Blog
11 August 2022
Entertaining anecdotes about the college’s history abound, some more plausible than others. It is rarely possible to put them to a definitive test, but the case of Robert Bacon is an exception. Admitted to Emmanuel in 1799 when he was in his early 30s, Bacon graduated Bachelor of Laws in 1806. He later styled himself LL.D. Following his ordination in 1802, Bacon amassed a clutch of parochial cures in West Norfolk, including the perpetual curacy of Fring, a small village nestling in a fold of the Norfolk Heights. From 1836 he was also rector of Wolferton, a low-lying parish near the Wash. The two villages are about seven miles apart as the crow flies, but more by road.
Bacon died in 1861, aged 95. During his long career he penned a number of ponderous religious tracts, including True Religion the Glory of a Nation, A due sense of religion productive of civil obedience, Christian Consolation, Strictures on Tractarian Notions and A scriptural view of the ordinance of baptism. A copy of his Theological Essays, printed by subscription in 1829, is held in the library at Emma, for the college was one of the subscribers.
In the archives’ correspondence files is a letter written many years ago by a potential biographer of Bacon, who represented him as a man whose ‘two chief concerns in life were his income, and how to increase it and his personal dignity and importance and how to record it for posterity’. Pluralism must have helped with the first of these ambitions, and crowd-funded publishing with the second; Bacon also apparently noted his pastoral achievements on the flyleaves of his parish registers. It was another sentence in the biographer’s letter, however, that particularly caught my attention: ‘Bacon used to ride to the top of the hill at Fring from which he could see the Wolferton tower and if there was no congregation the verger flew a flag and the Dr returned to Fring Parsonage’.
Knowing the locality reasonably well, this statement struck me as being highly dubious; not because there is now neither a parsonage at Fring nor a flagpole at Wolferton, for such things can pass away, but because of the lie of the land. The only way to be sure, though, was to see for myself by climbing the hill in question, which is crowned with a triangulation pillar. Having now ascended to this vantage point in varying weather conditions, I can confirm that it is impossible to make out Wolferton church, even on a clear day.
There are in any case other reasons to doubt the story.

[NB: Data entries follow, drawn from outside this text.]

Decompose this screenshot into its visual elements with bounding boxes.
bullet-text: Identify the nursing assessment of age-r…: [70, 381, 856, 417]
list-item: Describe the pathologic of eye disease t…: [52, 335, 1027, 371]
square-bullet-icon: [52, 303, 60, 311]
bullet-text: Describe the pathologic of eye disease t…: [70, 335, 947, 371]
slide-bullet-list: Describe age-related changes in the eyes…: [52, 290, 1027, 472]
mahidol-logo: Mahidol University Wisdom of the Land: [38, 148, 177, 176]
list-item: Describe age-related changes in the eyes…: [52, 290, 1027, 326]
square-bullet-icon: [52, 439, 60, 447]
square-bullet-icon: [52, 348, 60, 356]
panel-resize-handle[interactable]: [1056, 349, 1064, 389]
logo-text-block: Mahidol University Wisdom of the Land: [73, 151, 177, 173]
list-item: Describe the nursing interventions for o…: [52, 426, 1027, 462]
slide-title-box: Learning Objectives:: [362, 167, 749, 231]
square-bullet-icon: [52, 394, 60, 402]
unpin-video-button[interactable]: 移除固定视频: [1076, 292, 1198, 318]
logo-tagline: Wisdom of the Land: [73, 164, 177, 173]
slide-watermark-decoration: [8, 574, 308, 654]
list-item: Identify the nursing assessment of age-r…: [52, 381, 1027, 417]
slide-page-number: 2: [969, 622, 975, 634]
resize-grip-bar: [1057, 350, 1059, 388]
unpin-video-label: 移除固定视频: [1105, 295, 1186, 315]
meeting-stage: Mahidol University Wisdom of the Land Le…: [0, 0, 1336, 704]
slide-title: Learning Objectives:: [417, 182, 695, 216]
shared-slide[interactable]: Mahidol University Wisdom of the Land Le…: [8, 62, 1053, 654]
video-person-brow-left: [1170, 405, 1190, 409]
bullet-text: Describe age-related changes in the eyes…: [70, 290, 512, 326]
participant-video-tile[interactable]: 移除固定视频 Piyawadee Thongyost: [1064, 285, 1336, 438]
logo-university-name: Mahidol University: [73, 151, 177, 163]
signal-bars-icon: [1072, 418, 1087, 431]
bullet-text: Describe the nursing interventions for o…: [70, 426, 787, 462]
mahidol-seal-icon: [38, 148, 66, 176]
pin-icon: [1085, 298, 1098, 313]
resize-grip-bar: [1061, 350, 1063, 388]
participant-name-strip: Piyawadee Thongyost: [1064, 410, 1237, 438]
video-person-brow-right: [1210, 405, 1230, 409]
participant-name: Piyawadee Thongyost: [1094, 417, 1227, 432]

However turgid the Revd Robert’s sermons may have been, it seems unlikely that the complete absence of a congregation was a regular occurrence at Wolferton. We are also asked to accept that the parishioners would have sat patiently in their pews while the elderly rector careered across the intervening acres of countryside. Even if Bacon possessed a steed to rival Roland, he could hardly have made the journey in reasonable time, and if, as seems more likely, his mount was merely a cantering cob, the story becomes wholly implausible. It also ignores the question of how the busy cleric communicated with his other parishes. Whether the anecdote originated with Bacon himself, or one of his parishioners, is unclear, but it has all the hallmarks of a classic after-dinner yarn and is best enjoyed on that level.